39      À cet égard, les requérantes estiment qu’il ressort du rapport du groupe spécial de l’OMC établi dans l’affaire « États-Unis – Mesures antidumping visant les tôles d’acier inoxydable en rouleaux et les feuilles et bandes d’acier inoxydable en provenance de Corée », en date du 22 décembre 2000 (WT/DS 179/R) et adopté par l’Organe de règlement des différends (ORD) de l’OMC le 1er février 2001 (ci-après le « rapport OMC “Acier inoxydable” »), que, si l’expression « intervenus entre l’importation et la revente », au sens de l’article 2, paragraphe 9, du règlement de base, ne doit pas être comprise comme portant strictement sur la période comprise entre « l’importation et la revente » du produit concerné, il n’en reste pas moins que les coûts et les bénéfices intervenus lors de la période visée par cette expression devraient se rapporter à la « revente », et non pas à l’« importation » de celui-ci. Partant, selon les requérantes, l’article 2.4 de l’accord antidumping et l’article 2, paragraphe 9, du règlement de base doivent être interprétés en ce sens qu’ils permettent l’ajustement du prix de revente au premier acheteur indépendant pour prendre en considération les coûts et les bénéfices intervenus dans le cadre de la « revente ». En revanche, ces dispositions ne pourraient être interprétées comme permettant, pour l’ajustement, de prendre en considération les coûts et les bénéfices supportés ou réalisés dans le cadre de l’« importation ».

40      Les requérantes font dès lors valoir que le Tribunal a commis une erreur de droit lorsque celui-ci a constaté, au point 98 de l’arrêt attaqué, qu’il ne ressortait pas de l’article 2, paragraphe 9, du règlement de base que seuls les coûts entre l’arrivée du produit concerné à la frontière de l’Union et la première revente de celui-ci à un acheteur indépendant devaient être pris en considération aux fins de la détermination du prix à l’exportation au titre de cette disposition. Ainsi, le Tribunal aurait écarté la première branche du premier moyen du recours sur la base d’une analyse incorrecte de l’objet et du but de cette disposition, énoncée aux points 97 à 101 de l’arrêt attaqué.

41      En outre, ce serait sur la base de ces considérations erronées que le Tribunal a conclu, aux points 105 à 107 de l’arrêt attaqué, que les requérantes n’avaient pas démontré que les coûts et les bénéfices en cause ne pouvaient être considérés comme des coûts normalement supportés par un importateur et, en conséquence, a écarté également les deuxième et troisième branches du premier moyen du recours, aux points 116 et 117, et 126 et 125 de l’arrêt attaqué.
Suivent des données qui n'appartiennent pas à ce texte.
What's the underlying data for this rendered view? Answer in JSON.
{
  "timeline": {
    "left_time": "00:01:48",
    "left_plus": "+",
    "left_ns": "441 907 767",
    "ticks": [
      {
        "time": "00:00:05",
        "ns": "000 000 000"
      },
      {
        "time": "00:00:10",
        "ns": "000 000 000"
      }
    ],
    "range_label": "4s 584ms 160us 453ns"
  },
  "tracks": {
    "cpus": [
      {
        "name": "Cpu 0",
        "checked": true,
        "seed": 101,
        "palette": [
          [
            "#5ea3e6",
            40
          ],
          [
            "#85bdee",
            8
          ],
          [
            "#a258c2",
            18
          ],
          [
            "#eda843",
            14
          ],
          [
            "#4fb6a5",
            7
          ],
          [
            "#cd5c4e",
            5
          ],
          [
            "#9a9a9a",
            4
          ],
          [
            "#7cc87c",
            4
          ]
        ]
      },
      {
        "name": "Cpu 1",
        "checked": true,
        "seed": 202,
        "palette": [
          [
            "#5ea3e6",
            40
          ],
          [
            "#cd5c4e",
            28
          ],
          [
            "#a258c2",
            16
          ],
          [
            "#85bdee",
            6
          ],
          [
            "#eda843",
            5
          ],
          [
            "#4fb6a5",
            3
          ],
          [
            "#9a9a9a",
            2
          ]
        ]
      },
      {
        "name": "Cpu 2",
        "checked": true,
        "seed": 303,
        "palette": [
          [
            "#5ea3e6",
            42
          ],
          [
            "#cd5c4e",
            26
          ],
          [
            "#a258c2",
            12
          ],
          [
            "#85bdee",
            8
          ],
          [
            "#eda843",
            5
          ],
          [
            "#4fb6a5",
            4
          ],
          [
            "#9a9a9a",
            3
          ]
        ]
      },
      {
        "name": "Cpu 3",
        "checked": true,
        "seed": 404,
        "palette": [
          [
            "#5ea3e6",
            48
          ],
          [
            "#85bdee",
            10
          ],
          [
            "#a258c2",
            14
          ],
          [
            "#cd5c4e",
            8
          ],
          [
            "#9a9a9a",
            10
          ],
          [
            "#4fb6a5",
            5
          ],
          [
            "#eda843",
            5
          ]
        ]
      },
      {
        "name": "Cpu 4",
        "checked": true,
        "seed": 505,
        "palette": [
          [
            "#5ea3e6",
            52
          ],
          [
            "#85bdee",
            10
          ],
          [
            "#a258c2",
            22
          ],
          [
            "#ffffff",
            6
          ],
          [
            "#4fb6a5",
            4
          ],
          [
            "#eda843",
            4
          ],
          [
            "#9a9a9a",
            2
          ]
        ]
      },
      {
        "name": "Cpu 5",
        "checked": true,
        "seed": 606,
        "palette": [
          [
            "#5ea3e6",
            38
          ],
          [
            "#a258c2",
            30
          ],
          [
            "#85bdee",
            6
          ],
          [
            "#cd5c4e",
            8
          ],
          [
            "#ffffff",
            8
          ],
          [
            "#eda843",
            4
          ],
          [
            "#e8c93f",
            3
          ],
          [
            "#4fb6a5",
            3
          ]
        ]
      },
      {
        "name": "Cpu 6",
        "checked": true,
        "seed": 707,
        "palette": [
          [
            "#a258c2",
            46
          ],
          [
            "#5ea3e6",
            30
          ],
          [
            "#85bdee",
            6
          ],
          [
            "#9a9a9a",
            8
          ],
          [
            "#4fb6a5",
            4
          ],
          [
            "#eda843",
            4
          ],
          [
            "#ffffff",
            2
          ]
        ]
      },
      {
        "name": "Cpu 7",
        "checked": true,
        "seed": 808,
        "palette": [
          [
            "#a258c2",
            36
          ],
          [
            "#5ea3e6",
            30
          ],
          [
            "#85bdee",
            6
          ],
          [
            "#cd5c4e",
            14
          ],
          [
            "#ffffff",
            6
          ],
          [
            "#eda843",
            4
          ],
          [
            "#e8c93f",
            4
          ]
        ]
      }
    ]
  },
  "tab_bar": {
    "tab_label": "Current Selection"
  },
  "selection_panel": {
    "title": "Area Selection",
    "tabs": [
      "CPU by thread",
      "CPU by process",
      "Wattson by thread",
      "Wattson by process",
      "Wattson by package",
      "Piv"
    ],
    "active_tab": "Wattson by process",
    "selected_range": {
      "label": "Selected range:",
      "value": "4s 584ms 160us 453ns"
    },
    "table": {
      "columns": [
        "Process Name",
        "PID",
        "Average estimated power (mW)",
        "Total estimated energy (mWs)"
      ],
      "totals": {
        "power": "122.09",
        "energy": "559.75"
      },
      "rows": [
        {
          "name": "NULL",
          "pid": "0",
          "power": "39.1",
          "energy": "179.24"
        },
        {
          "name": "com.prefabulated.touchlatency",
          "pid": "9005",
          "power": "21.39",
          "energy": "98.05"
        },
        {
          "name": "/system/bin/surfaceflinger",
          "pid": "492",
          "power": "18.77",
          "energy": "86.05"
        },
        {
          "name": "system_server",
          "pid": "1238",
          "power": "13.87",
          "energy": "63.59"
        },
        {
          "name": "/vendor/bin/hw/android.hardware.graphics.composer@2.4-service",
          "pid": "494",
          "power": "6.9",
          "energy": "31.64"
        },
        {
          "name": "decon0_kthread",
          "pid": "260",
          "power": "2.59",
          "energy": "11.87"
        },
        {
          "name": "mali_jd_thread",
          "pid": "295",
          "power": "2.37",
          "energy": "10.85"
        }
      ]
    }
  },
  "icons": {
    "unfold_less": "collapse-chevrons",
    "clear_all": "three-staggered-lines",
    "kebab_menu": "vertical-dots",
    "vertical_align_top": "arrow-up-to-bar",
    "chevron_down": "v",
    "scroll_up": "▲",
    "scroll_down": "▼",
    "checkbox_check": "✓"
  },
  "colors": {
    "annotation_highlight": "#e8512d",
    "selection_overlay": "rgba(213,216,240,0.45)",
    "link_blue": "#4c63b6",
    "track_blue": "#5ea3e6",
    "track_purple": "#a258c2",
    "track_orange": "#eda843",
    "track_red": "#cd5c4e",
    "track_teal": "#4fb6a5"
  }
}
42      Les requérantes font valoir que, ce faisant, le Tribunal a commis trois erreurs de droit.

43      En premier lieu, le Tribunal aurait considéré erronément que, par l’adoption de l’article 2, paragraphe 9, du règlement de base, l’intention du législateur de l’Union avait été d’inclure les coûts qui, bien qu’ils soient supportés par des sociétés qui n’importent pas le produit concerné, sont normalement associés à l’importation de celui-ci parmi ceux pour lesquels un ajustement peut être opéré, dans la mesure où l’objectif de garantir la fiabilité des prix à l’exportation pourrait être compromis par des transactions entre des sociétés d’un même groupe qui sont susceptibles de modifier les prix à l’exportation.

44      Or, les requérantes font valoir que, à supposer même que ce législateur ait eu une telle intention, ce que par ailleurs le Tribunal n’aurait pas prouvé, leur argumentation devant cette juridiction était que, indépendamment du fait de savoir si ces coûts avaient été supportés par un importateur ou par une autre partie, l’article 2, paragraphe 9, du règlement de base prévoit que l’ajustement ne peut être opéré que pour les coûts et les bénéfices intervenus « entre l’importation et la revente » du produit concerné. En constatant que cet article 2, paragraphe 9, autorise que l’ajustement prenne en considération tous les coûts et les bénéfices intragroupes liés à la vente finale du produit concerné sur le marché de l’Union, le Tribunal aurait donc commis une erreur de droit.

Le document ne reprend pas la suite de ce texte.